Швейцер часто называет свою систему взглядов рационалистической, подчеркивая ее прямую связь с концепциями века Просвещения: «В то время, когда все, что так или иначе считается продуктом рационализма и свободомыслия, выглядит смешным, обесцененным, устаревшим и давно преодоленным и когда высмеивается достигнутое в XVIII веке представление о неотъемлемых правах человека, я заявляю о своем доверии к разумной мысли»[57]. Он писал, что для поколения, ставшего жертвой скептицизма и порабощения разума, спасение должно состоять в «новом рационализме, более глубоком и действенном, чем прошлый»[58]. Но к рационализму в системе Швейцера добавляется эпитет «мистический», что должно означать разум, согретый верой в святость жизни, то есть опять-таки гарантированный свыше.
Такова в самых общих чертах схема мировоззрения Швейцера. Она далеко не нова: в ней нетрудно отметить повторение установок этического рационализма XVIII в., санкционированных авторитетами либерального христианства XIX в. Весь вопрос, однако, не в новизне, а в том, какое место занимает мышление Швейцера в идейных и человеческих условиях ХХ в.
Одна из центральных тем его философии – современные судьбы человеческой личности. «Современный человек, – констатирует Швейцер, – потерян в массах в такой степени, которая не имеет прецедента в истории, и это, может быть, самая характерная его черта»[59]. Сегодня человек может существовать, «лишь принадлежа душой и телом к множеству, которое контролирует его абсолютно», лишь подчиняясь магическим формулам социальных институтов. Над человеком сегодня нависла не только опасность потерять свою свободу и способность к всестороннему развитию: «перед ним угроза потерять свою человечность…»[60] Здесь мысль Швейцера движется в рамках, заданных старым добрым рационализмом XVIII в., то есть в рамках противопоставления личности обществу. Критика этого противопоставления, начатая еще Гегелем, осталась не воспринятой Швейцером, поскольку не воспринята его веком и та вульгарно-моническая картина прогресса, истоком которой он считает гегелевскую концепцию. «Общество – это нечто временное и эфемерное; человек же, однако, всегда человек»[61]. Эти слова произнесены в речи, посвященной памяти Гете в 1932 г. во Франкфурте. В условиях, когда рвущийся к власти фашизм провозглашал ничтожество человека и устами своего фюрера заявлял, что «личность преходяща и только народ бессмертен», эти слова звучали не только как архаизм, но и как лозунг. Швейцер искал духовного якоря спасения в океане всепоглощающей бесчеловечности.

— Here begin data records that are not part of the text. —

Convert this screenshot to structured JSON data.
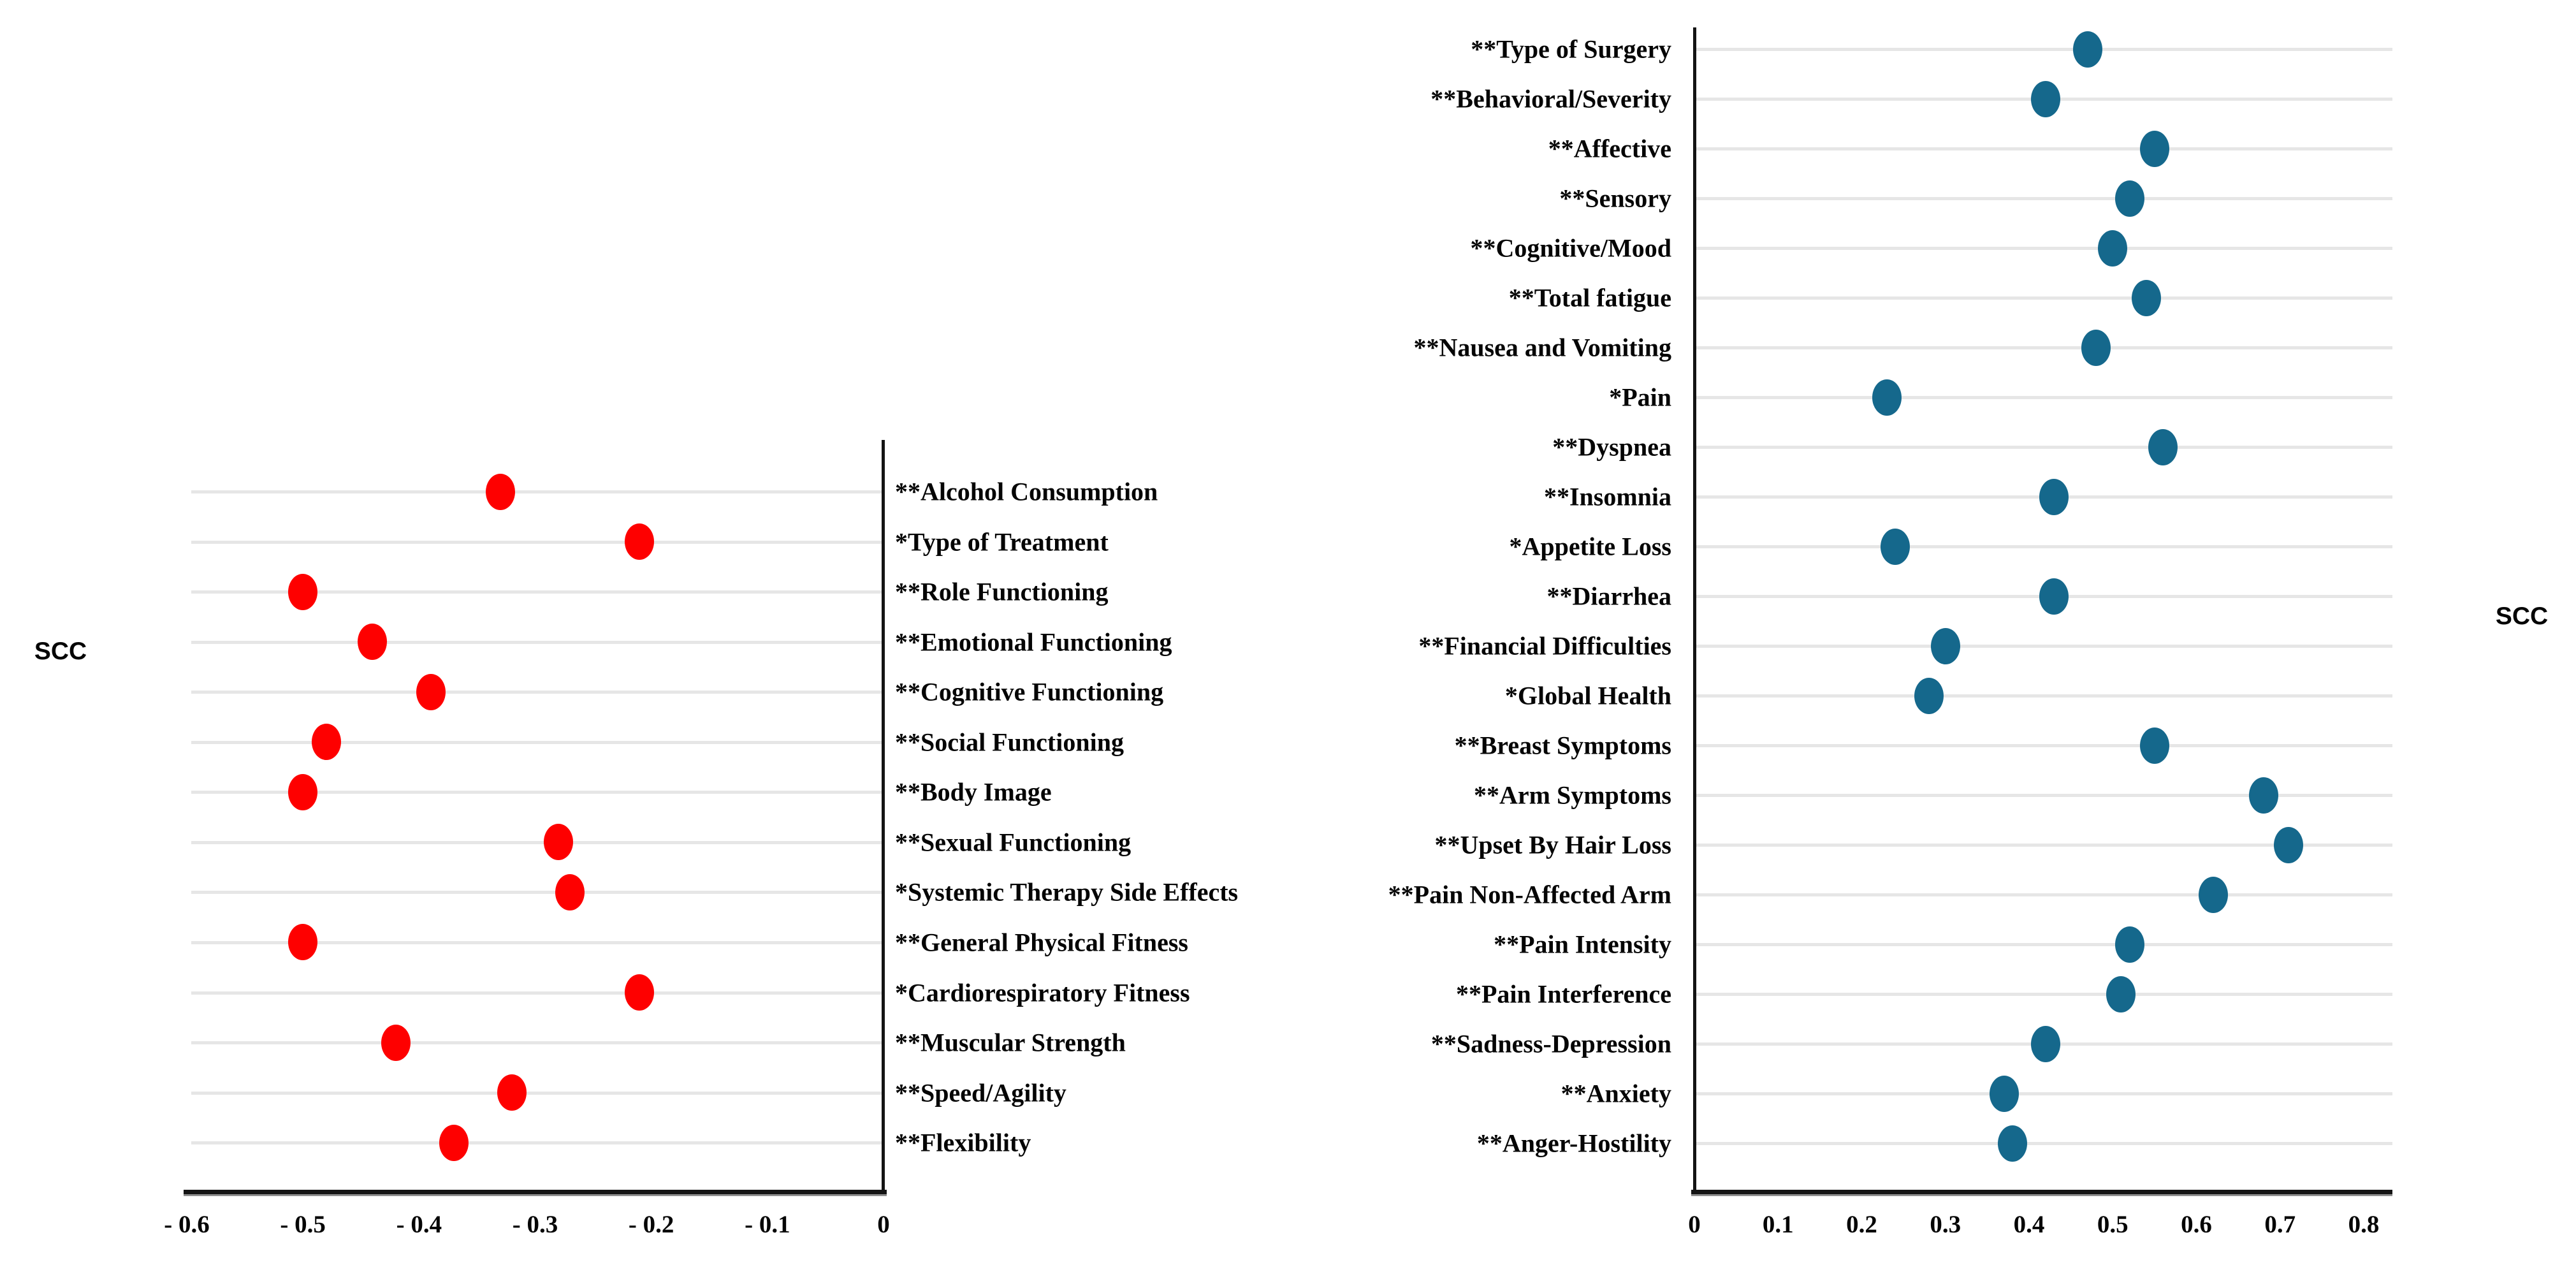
{
  "figure": {
    "background": "#ffffff",
    "left_axis_label": "SCC",
    "right_axis_label": "SCC"
  },
  "chart_data": [
    {
      "type": "scatter",
      "side": "left",
      "title": "",
      "xlabel": "",
      "ylabel": "SCC",
      "dot_color": "#fe0000",
      "grid": true,
      "xlim": [
        -0.6,
        0
      ],
      "xticks": [
        -0.6,
        -0.5,
        -0.4,
        -0.3,
        -0.2,
        -0.1,
        0
      ],
      "xtick_labels": [
        "- 0.6",
        "- 0.5",
        "- 0.4",
        "- 0.3",
        "- 0.2",
        "- 0.1",
        "0"
      ],
      "categories": [
        "**Alcohol Consumption",
        "*Type of Treatment",
        "**Role Functioning",
        "**Emotional Functioning",
        "**Cognitive Functioning",
        "**Social Functioning",
        "**Body Image",
        "**Sexual Functioning",
        "*Systemic Therapy Side Effects",
        "**General Physical Fitness",
        "*Cardiorespiratory Fitness",
        "**Muscular Strength",
        "**Speed/Agility",
        "**Flexibility"
      ],
      "values": [
        -0.33,
        -0.21,
        -0.5,
        -0.44,
        -0.39,
        -0.48,
        -0.5,
        -0.28,
        -0.27,
        -0.5,
        -0.21,
        -0.42,
        -0.32,
        -0.37
      ]
    },
    {
      "type": "scatter",
      "side": "right",
      "title": "",
      "xlabel": "",
      "ylabel": "SCC",
      "dot_color": "#15688c",
      "grid": true,
      "xlim": [
        0,
        0.8
      ],
      "xticks": [
        0,
        0.1,
        0.2,
        0.3,
        0.4,
        0.5,
        0.6,
        0.7,
        0.8
      ],
      "xtick_labels": [
        "0",
        "0.1",
        "0.2",
        "0.3",
        "0.4",
        "0.5",
        "0.6",
        "0.7",
        "0.8"
      ],
      "categories": [
        "**Type of Surgery",
        "**Behavioral/Severity",
        "**Affective",
        "**Sensory",
        "**Cognitive/Mood",
        "**Total fatigue",
        "**Nausea and Vomiting",
        "*Pain",
        "**Dyspnea",
        "**Insomnia",
        "*Appetite Loss",
        "**Diarrhea",
        "**Financial Difficulties",
        "*Global Health",
        "**Breast Symptoms",
        "**Arm Symptoms",
        "**Upset By Hair Loss",
        "**Pain Non-Affected Arm",
        "**Pain Intensity",
        "**Pain Interference",
        "**Sadness-Depression",
        "**Anxiety",
        "**Anger-Hostility"
      ],
      "values": [
        0.47,
        0.42,
        0.55,
        0.52,
        0.5,
        0.54,
        0.48,
        0.23,
        0.56,
        0.43,
        0.24,
        0.43,
        0.3,
        0.28,
        0.55,
        0.68,
        0.71,
        0.62,
        0.52,
        0.51,
        0.42,
        0.37,
        0.38
      ]
    }
  ]
}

Швейцер не звал к социальным преобразованиям. Его требование – «утвердить человеческую личность в неблагоприятных условиях», отстаивать человечность жизни с помощью «личного действия», самоотдачи на благо других людей – отражение все того же глубокого недоверия к логике общественного процесса в наши дни.
С этим связано и настойчивое стремление Швейцера не принимать непосредственного участия в политических противоречиях, раздиравших современное ему общество. В первые годы столетия Швейцер (вместе с Р. Ролланом и другими видными представителями европейской культуры) разделял иллюзию о возможности спасти европейский мир, обеспечив сближение мыслящей и творческой интеллигенции равно близких ему стран. Крах этих надежд он пережил очень тяжело, и это наложило отпечаток на все отношение Швейцера к социально-политическим проблемам. «Всю жизнь я тщательно избегал публичных заявлений по общественным вопросам, – говорил Швейцер. – Я поступал так не потому, что не интересовался общественными проблемами или политикой. Мой интерес и мое внимание к этим вопросам велики. Но дело в том, что я чувствовал, что моя связь с внешним миром должна вырастать из моей работы и моих теорий в области теологии, или философии, или музыки. Я пытался связать себя с проблемами всего человечества вместо того, чтобы оказаться ввязанным в споры между той или иной группой. Я хотел быть человеком, который говорит с другим человеком»[62]. Швейцер считал, что отрицательное отношение к войне, фашизму и милитаризму он должен выражать своей проповедью любви к жизни и работой в госпитале, а не участием в политических манифестациях. И лишь в последнее десятилетие он стал нарушать это жизненное правило, выступив с антивоенной речью в 1954 г. (после получения Нобелевской премии мира), а затем с энергичным призывом к прекращению ядерных испытаний (две речи по радио «Мир или атомная война» в 1957 и 1958 гг.). Швейцер горячо поддержал идею «встречи в верхах», приветствовал Московский договор 1963 г., внимательно и с сочувствием следил за жизнью в ГДР. В последние свои годы Швейцер поставил свою подпись под совместным обращением лауреатов Нобелевской премии, призывавших к восстановлению мира во Вьетнаме. К этим выступлениям Швейцера привела сама логика его жизни, посвященной служению «всему человечеству» в условиях, когда вопросы войны и мира стали приобретать столь непосредственную связь с судьбами земной цивилизации.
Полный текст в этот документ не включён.